Figure 3  Schematic diagram of perisomatic inhibition of cortical pyramidal cells by parvalbumin+ basket cells and chandelier interneurons. Adapted from Lewis et al. (115). Parvalbumin+ cells have been extensively studied in schizophrenia and evidence of their dysfunction extends well beyond their contribution to the GBO (85, 115, 123). Parvalbumin+ cells have a reduction in mRNA and protein levels of parvalbumin itself despite unaltered neuronal density in patients with schizophrenia observed post-mortem (124–126). Parvalbumin+ cells also have reduced protein and mRNA levels of GAD67 and up to 50% of parvalbumin+ cells are wholly devoid of GAD67 (124). This loss of GAD67 represents a significant decrease in the strength of inhibitory inputs on the pyramidal cells they target (115). Moreover, this deficit has been observed in parvalbumin+ cells across multiple cortical regions including the DLPFC and ACC (127–129). Two hypotheses have been generated to account for the convergent evidence of dysfunction localized to parvalbumin+ basket cells (84). One hypothesis emphasizes the inhibitory contribution to this network interplay and the other excitatory activity. First, lower GAD67 levels in parvalbumin+ basket cells could result in a disinhibition of pyramidal cells. Alternatively, the loss of GAD67 in parvalbumin+ basket cells could be a development disruption due to lack of excitatory input onto these cells to drive their activity. Consistent findings of dendritic spine loss on pyramidal cells in areas like the DLPFC and dysfunction within glutamatergic channels (e.g., NMDA, AMPA) could contribute to this loss of excitatory input onto parvalbumin+ basket cells in schizophrenia (68). These findings support the central importance of parvalbumin+ inhibitory interneurons in schizophrenia pathophysiology but whether this is a primary pathology or homeostatic mechanism in response to diminished pyramidal cell input is still unclear.

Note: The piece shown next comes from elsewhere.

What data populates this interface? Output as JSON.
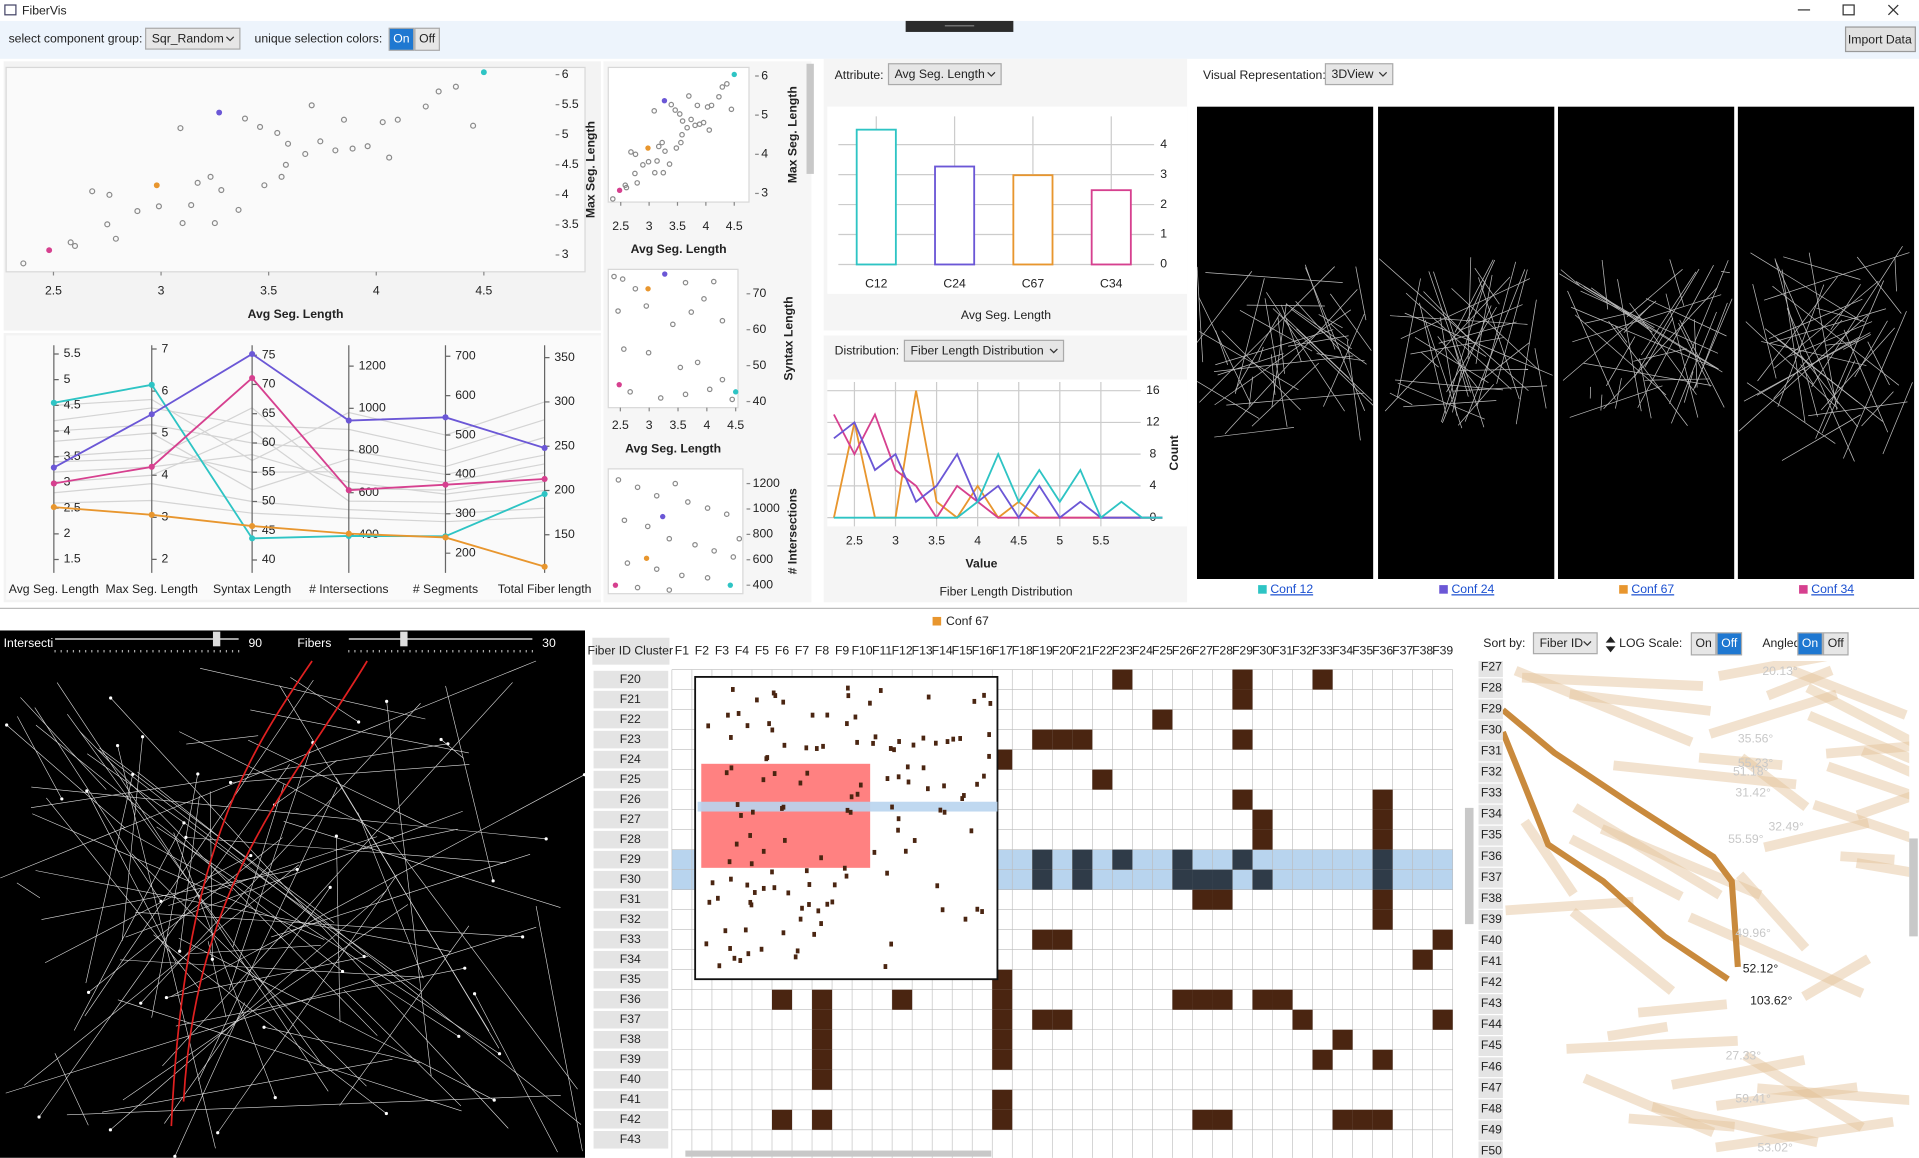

Despite an improved understanding of the underlying pathophysiology of schizophrenia, particularly with regard to cellular mechanisms contributing to the GBO, a multitude of questions remain. Of utmost importance to the current review is the validity of these findings, many of which have been garnered from animal models of schizophrenia, to TRS. Current cellular and animal models have significant limitations in modeling the illness and few, if any, attempts have been made to replicate the treatment-resistant presentation of the disorder. Secondly, further investigation is required to understand the complex interplay between excitatory glutamatergic cells and inhibitory interneurons in the dysfunctional circuitry of schizophrenia. Specifically, a better understanding of the cellular properties that give rise to the GBO are necessary to better understand approaches for treatment. And lastly, novel treatments and therapeutics need to be designed to target the pathophysiological functioning of GBO circuitry. These approaches may include pharmacological stimulation of the neural circuitry or might be targeted through novel non-pharmacological approaches, such as rTMS which can directly stimulate the GBO.